5) Early in the production of the Ford Explorer SUV, concern arose over a potential accident risk associated with the tires when the vehicle was carrying heavy loads.  The risk was thought to be acceptable if a low tire pressure was recommended.  The problem was apparently exacerbated by a particular type of Firestone tire that was overly prone to tread separation, especially in warm temperatures.  This type of tire was commonly used on 1995 and later model years.  By the end of 1999, more than 30 lawsuits had been filed over accidents thought to be associated with this problem.  U.S. federal data on fatal car accidents was examined, showing that the odds of a fatal accident being associated with tire failure were three times as great for Explorers as for other sports utility vehicles.  The data in FordExplorers.mtw gives data on 1995 and later model year compact SUVs involved in fatal accidents in the US between 1995 and 1999, excluding those struck by another car or involving alcohol (from National Highway Traffic Safety Administration, Fatality Analysis Reporting System, www-fars.nhtsa.dot.gov).  It is of interest to see whether the odds that a fatal accident is tire-related depend on whether the vehicle is a Ford, after accounting for age of the car and number of passengers.  Since the Ford tire problem may be due to the load carried, there is some interest in seeing whether the odds associated with a Ford depend on the number of passengers.  Notes: presumably, older tires are more likely to fail than newer ones.  Although tire age is not available, vehicle age is an approximate substitute for it.  Since many car owners replace their tires after the car is 3 to 5 years old, however, we may expect the odds of tire failure to increase with age up to some number of years, and then perhaps decrease after that.

(a) Is there evidence that the odds that a fatal accident was due to tire failure was greater if the SUV was a Ford than if it was another SUV, after adjusting for age and number of passengers?  [Hint: What term is the last sentence asking you to create and include in the model?!]

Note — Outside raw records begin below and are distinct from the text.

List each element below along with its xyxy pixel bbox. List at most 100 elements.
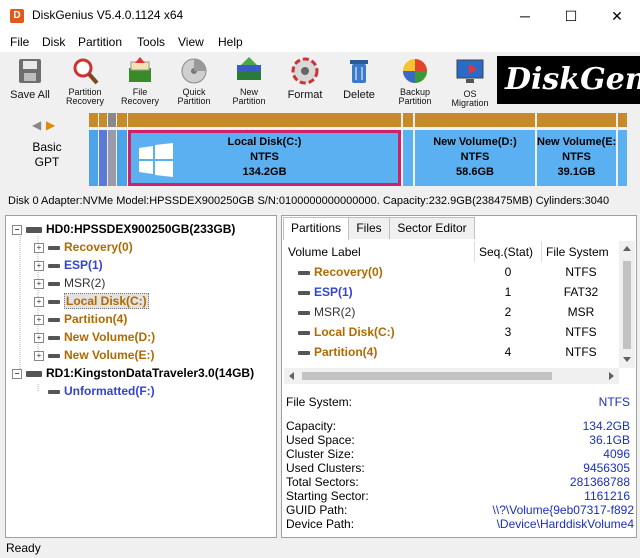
quick-partition-label-2: Partition (177, 96, 211, 106)
tree-item-local-disk-c[interactable]: + Local Disk(C:) (34, 292, 149, 310)
disk-tree[interactable]: − HD0:HPSSDEX900250GB(233GB) + Recovery(0)… (5, 215, 277, 538)
partition-block-e[interactable]: New Volume(E:) NTFS 39.1GB (537, 113, 616, 186)
partitions-table: Volume Label Seq.(Stat) File System Reco… (284, 241, 621, 362)
partition-block-esp[interactable] (99, 113, 107, 186)
partition-pane: Partitions Files Sector Editor Volume La… (281, 215, 637, 538)
nav-right-icon[interactable]: ▶ (46, 118, 55, 132)
expand-icon[interactable]: + (34, 242, 44, 253)
tab-partitions[interactable]: Partitions (283, 217, 349, 240)
minimize-button[interactable]: ─ (502, 0, 548, 32)
partition-icon (298, 290, 310, 295)
tree-disk-hd0[interactable]: − HD0:HPSSDEX900250GB(233GB) (12, 220, 235, 238)
tree-item-recovery[interactable]: + Recovery(0) (34, 238, 133, 256)
partition-block-msr[interactable] (108, 113, 116, 186)
os-migration-button[interactable]: OS Migration (444, 56, 496, 108)
cell-volume-label: ESP(1) (284, 282, 475, 302)
tree-item-msr[interactable]: + MSR(2) (34, 274, 105, 292)
partition-e-name: New Volume(E:) (537, 136, 616, 148)
partition-block-unallocated[interactable] (618, 113, 627, 186)
disk-type-gpt: GPT (34, 155, 60, 169)
cell-seq: 2 (504, 305, 512, 319)
partition-block-gap[interactable] (403, 113, 413, 186)
row-label: Local Disk(C:) (314, 325, 395, 339)
column-file-system[interactable]: File System (541, 241, 621, 262)
table-vertical-scrollbar[interactable] (619, 241, 635, 368)
brand-logo: DiskGenius (497, 56, 640, 104)
close-button[interactable]: ✕ (594, 0, 640, 32)
tab-files[interactable]: Files (348, 217, 390, 239)
partition-recovery-label-2: Recovery (65, 96, 104, 106)
quick-partition-button[interactable]: Quick Partition (172, 56, 216, 106)
partition-block-recovery[interactable] (89, 113, 98, 186)
tree-item-unformatted-f[interactable]: Unformatted(F:) (48, 382, 155, 400)
table-row[interactable]: Local Disk(C:) 3 NTFS (284, 322, 621, 342)
nav-left-icon[interactable]: ◀ (32, 118, 41, 132)
detail-label: Total Sectors: (286, 475, 359, 489)
delete-button[interactable]: Delete (336, 56, 382, 101)
partition-recovery-button[interactable]: Partition Recovery (62, 56, 108, 106)
table-row[interactable]: Partition(4) 4 NTFS (284, 342, 621, 362)
table-row[interactable]: ESP(1) 1 FAT32 (284, 282, 621, 302)
collapse-icon[interactable]: − (12, 224, 22, 235)
menu-file[interactable]: File (10, 35, 29, 49)
tree-item-esp[interactable]: + ESP(1) (34, 256, 103, 274)
scroll-arrows-icon (623, 246, 631, 362)
detail-label: Capacity: (286, 419, 337, 433)
menu-partition[interactable]: Partition (78, 35, 122, 49)
partition-d-size: 58.6GB (456, 166, 494, 178)
partition-icon (298, 310, 310, 315)
quick-partition-icon (179, 56, 209, 86)
menu-view[interactable]: View (178, 35, 204, 49)
column-seq-stat[interactable]: Seq.(Stat) (474, 241, 542, 262)
column-volume-label[interactable]: Volume Label (284, 241, 475, 262)
partition-icon (48, 353, 60, 358)
expand-icon[interactable]: + (34, 350, 44, 361)
table-horizontal-scrollbar[interactable] (284, 368, 619, 384)
expand-icon[interactable]: + (34, 260, 44, 271)
backup-icon (400, 56, 430, 86)
new-partition-button[interactable]: New Partition (226, 56, 272, 106)
partition-icon (48, 281, 60, 286)
tree-item-local-disk-c-label: Local Disk(C:) (64, 293, 149, 309)
expand-icon[interactable]: + (34, 332, 44, 343)
new-partition-label-2: Partition (232, 96, 266, 106)
tree-item-new-volume-d[interactable]: + New Volume(D:) (34, 328, 155, 346)
trash-icon (344, 56, 374, 86)
partition-d-name: New Volume(D:) (433, 136, 517, 148)
table-row[interactable]: MSR(2) 2 MSR (284, 302, 621, 322)
expand-icon[interactable]: + (34, 296, 44, 307)
cell-fs: NTFS (565, 325, 597, 339)
expand-icon[interactable]: + (34, 314, 44, 325)
menu-help[interactable]: Help (218, 35, 243, 49)
detail-value: \Device\HarddiskVolume4 (496, 517, 634, 531)
cell-fs: MSR (567, 305, 595, 319)
expand-icon[interactable]: + (34, 278, 44, 289)
file-recovery-icon (125, 56, 155, 86)
collapse-icon[interactable]: − (12, 368, 22, 379)
partition-icon (48, 389, 60, 394)
backup-partition-button[interactable]: Backup Partition (390, 56, 440, 106)
disk-type-basic: Basic (32, 140, 62, 154)
tree-item-partition-4[interactable]: + Partition(4) (34, 310, 127, 328)
file-recovery-button[interactable]: File Recovery (118, 56, 162, 106)
partition-block-d[interactable]: New Volume(D:) NTFS 58.6GB (415, 113, 535, 186)
save-all-label: Save All (10, 89, 50, 101)
format-button[interactable]: Format (282, 56, 328, 101)
detail-value: 1161216 (584, 489, 630, 503)
tree-disk-rd1[interactable]: − RD1:KingstonDataTraveler3.0(14GB) (12, 364, 254, 382)
row-label: Recovery(0) (314, 265, 383, 279)
menu-disk[interactable]: Disk (42, 35, 65, 49)
cell-volume-label: Local Disk(C:) (284, 322, 475, 342)
partition-block-c[interactable]: Local Disk(C:) NTFS 134.2GB (128, 113, 401, 186)
maximize-button[interactable]: ☐ (548, 0, 594, 32)
table-row[interactable]: Recovery(0) 0 NTFS (284, 262, 621, 282)
tree-item-msr-label: MSR(2) (64, 276, 106, 290)
tree-item-new-volume-e[interactable]: + New Volume(E:) (34, 346, 154, 364)
save-all-button[interactable]: Save All (6, 56, 54, 101)
menu-tools[interactable]: Tools (137, 35, 165, 49)
partition-e-fs: NTFS (562, 151, 591, 163)
detail-file-system-value: NTFS (598, 395, 630, 409)
partition-block-4[interactable] (117, 113, 127, 186)
tab-sector-editor[interactable]: Sector Editor (389, 217, 475, 239)
detail-label: Device Path: (286, 517, 355, 531)
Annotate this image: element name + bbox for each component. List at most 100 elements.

(b) Is there evidence that the Ford effect increased with increasing number of passengers? [Hint: Add a new term to the model to address this question and assess its significance to address this question]

(c) Write out the equation for the predicted log odds for the model in (b) for each value of passenger (at least through passenger = 4). What is the odds-ratio of fatal accident if the SUV was a Ford in each case?  By what factor is this odds ratio increasing for each additional passenger?  How does this relate to one of the parameters in your model?  Sketch a graph of the estimated probability of accident vs. age, showing separate models for the number of passengers (I’m assuming by hand but if you can get Minitab to do it, even better), reflecting the equations you have written.